One of the major medical crimes people commit – innocently perhaps – is sharing their medication with others who seem to be having the same problem as theirs. However similar the symptoms of another person are to yours, you should never share your Dilaudid prescription with them. Let them consult their physician and be given their own dosage.
One should never take a double or triple dose at any given time to make up for missed doses. In case you are not sure of what to do after missing a dose, consult your physician.
Dilaudid alters your thinking ability. It is important to learn how much or to what extent your thinking is impaired before trying to operate any machinery, such as cutters or vehicles which need your full concentration. This will help you avoid accidents.

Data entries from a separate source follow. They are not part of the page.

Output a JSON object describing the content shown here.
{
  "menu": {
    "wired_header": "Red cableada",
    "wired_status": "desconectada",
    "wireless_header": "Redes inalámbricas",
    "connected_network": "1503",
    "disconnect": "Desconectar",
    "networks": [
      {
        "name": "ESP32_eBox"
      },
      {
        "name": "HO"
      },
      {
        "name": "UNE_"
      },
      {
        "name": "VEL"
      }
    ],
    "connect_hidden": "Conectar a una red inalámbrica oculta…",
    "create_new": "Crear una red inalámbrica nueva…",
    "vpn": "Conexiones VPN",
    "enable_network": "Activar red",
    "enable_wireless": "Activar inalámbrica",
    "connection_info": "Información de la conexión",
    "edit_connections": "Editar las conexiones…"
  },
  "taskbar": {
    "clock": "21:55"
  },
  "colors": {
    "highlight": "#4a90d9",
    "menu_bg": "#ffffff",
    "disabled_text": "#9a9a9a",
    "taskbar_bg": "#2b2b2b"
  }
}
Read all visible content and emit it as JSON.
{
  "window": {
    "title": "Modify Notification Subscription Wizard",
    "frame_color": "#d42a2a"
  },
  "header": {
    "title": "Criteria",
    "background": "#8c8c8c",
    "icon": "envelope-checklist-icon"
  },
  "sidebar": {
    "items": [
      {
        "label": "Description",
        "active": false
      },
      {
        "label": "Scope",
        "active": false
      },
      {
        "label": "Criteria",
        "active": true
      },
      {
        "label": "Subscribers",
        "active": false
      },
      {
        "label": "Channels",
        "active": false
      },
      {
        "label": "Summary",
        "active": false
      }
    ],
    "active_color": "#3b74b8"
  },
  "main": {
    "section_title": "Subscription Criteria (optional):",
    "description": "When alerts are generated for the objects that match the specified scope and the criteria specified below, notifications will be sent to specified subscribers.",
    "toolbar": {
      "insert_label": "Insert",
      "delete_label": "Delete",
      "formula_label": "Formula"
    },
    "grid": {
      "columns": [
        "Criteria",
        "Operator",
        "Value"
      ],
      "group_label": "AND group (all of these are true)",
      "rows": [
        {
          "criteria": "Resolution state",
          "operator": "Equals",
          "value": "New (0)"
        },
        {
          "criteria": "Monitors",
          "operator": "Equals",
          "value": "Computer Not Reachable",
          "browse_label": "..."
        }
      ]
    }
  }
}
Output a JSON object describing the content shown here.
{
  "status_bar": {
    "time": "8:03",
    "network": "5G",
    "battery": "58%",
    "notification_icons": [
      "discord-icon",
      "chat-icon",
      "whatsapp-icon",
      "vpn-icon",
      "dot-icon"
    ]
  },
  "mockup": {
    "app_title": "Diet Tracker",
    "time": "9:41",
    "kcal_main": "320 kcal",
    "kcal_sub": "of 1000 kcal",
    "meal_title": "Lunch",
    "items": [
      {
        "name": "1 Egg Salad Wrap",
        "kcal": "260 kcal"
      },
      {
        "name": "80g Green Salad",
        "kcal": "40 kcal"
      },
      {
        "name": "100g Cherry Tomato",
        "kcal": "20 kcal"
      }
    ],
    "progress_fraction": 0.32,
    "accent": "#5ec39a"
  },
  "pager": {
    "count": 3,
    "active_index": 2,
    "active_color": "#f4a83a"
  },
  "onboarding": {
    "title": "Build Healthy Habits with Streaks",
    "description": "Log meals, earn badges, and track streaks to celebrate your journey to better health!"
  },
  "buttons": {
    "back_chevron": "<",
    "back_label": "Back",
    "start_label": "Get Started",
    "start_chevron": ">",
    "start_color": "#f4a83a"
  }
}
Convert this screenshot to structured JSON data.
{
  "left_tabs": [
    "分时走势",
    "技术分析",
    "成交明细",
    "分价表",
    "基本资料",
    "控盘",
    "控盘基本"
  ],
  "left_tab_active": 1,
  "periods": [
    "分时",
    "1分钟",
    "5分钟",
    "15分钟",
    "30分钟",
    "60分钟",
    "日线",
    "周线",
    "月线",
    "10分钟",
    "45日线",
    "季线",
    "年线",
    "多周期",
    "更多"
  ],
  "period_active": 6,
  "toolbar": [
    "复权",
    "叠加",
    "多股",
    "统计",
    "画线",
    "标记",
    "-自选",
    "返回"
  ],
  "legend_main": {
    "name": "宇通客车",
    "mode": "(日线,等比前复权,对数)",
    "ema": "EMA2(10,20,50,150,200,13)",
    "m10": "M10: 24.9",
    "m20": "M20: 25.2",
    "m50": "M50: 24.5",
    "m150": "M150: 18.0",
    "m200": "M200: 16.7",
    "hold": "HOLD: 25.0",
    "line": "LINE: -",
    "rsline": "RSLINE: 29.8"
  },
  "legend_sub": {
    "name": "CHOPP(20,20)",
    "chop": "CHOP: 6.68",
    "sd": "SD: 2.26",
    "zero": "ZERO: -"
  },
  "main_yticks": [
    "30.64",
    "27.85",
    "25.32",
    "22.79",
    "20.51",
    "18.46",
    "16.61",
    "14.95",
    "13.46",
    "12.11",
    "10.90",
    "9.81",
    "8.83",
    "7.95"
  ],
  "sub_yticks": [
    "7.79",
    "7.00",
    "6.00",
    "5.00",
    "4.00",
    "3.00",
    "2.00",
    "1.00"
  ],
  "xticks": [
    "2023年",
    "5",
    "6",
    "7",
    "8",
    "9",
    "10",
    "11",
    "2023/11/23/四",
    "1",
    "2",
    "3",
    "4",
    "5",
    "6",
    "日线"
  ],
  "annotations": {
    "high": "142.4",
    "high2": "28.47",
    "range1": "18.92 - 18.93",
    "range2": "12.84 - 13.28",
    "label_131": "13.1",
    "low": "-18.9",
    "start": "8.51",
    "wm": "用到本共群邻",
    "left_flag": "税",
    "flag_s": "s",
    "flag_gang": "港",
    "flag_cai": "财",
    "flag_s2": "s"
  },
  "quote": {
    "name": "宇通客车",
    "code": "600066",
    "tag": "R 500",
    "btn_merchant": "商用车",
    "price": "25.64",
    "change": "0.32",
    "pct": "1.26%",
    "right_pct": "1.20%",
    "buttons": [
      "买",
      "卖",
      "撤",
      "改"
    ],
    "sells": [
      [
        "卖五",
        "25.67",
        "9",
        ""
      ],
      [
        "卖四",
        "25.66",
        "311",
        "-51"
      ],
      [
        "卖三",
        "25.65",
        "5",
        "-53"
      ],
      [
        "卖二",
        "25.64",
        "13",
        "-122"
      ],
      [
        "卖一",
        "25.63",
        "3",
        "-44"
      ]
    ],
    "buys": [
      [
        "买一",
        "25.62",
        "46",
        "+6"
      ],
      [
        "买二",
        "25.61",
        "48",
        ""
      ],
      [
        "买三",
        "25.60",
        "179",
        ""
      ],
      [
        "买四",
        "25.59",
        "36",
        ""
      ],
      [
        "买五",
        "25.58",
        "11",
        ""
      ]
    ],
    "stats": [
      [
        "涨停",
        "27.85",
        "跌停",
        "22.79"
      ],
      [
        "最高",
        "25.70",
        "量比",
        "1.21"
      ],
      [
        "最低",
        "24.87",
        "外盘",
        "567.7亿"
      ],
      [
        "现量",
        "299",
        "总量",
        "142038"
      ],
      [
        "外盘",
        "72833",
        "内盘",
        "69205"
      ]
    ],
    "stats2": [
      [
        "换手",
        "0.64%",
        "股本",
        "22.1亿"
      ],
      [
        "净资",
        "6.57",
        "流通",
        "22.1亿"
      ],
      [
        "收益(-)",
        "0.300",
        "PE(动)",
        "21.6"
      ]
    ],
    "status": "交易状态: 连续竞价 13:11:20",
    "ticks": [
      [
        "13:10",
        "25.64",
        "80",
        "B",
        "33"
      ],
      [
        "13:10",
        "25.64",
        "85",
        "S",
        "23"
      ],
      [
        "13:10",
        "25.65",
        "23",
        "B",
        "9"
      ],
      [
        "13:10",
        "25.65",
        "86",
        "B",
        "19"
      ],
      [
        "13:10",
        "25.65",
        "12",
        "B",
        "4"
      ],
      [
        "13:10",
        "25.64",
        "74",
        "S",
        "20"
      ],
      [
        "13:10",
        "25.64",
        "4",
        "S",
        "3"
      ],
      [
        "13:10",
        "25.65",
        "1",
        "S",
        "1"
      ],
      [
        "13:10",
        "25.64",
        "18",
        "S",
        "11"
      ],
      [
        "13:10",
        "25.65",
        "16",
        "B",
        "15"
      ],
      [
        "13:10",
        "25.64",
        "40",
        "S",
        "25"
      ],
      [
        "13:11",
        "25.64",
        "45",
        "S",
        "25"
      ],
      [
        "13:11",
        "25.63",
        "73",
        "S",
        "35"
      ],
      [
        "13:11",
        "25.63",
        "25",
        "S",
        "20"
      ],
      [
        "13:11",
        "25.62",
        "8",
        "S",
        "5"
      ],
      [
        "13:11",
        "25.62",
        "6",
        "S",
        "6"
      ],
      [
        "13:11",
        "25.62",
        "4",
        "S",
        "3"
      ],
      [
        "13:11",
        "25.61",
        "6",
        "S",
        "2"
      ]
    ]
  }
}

Dilaudid should be stored at room temperature, away from the light and out of children’s and other unintended adult’s reach.
One should always ask for their doctor’s view on how to dispose this drug or its used packaging. Do not throw in the garbage or flush it down the toilet or sinks.
Who Should Not Use Dilaudid?
Due its side effects, Dilaudid/ hydromorphone should not be used by: people who have severe Central Nervous System (CNS) depression, people who are allergic to morphine or any other ingredient in Dilaudid, people who have pressure buildup beneath the skull as a result of a head injury, asthmatic people, people with breathing problems, especially slow breathers, as well as people who have fluid buildup in their lungs.
In addition to the above groups of people, the following people should also not use Dilaudid: people who have mental illnesses or have ever suffered from such, people with an alcohol history, people who have been epileptic or have seizures, those suffering from gallbladder problems, people with urinary tract problems or an enlarged prostrate, low blood pressure patients and people who have kidney problems. Pregnant women should also be discouraged from using Dilaudid.
Dilaudid is the purest form of heroin and many people who have discovered the euphoric feeling it gives have started abusing it. It is abused like heroin, alcohol and other depressants – used to ‘drown’ the users’ sorrows and has a very high addictive capacity, and as such, also is subject to withdrawal symptoms.
For Heroin Rehabilitation
Due to effects similar to heroin effects (although much of it could be administered into the body to experience the same feeling as when using heroin), Dilaudid has been used to rehabilitate heroin abusers. It is administered during the detox process to cure or minimize heroin’s withdrawal symptoms so that the body and mind don’t suffer during heroin withdrawal.
Dilaudid comes in a number of forms such as: tablets, ampules, oral liquid, sterile powder, suppositories, HP and HP Plus.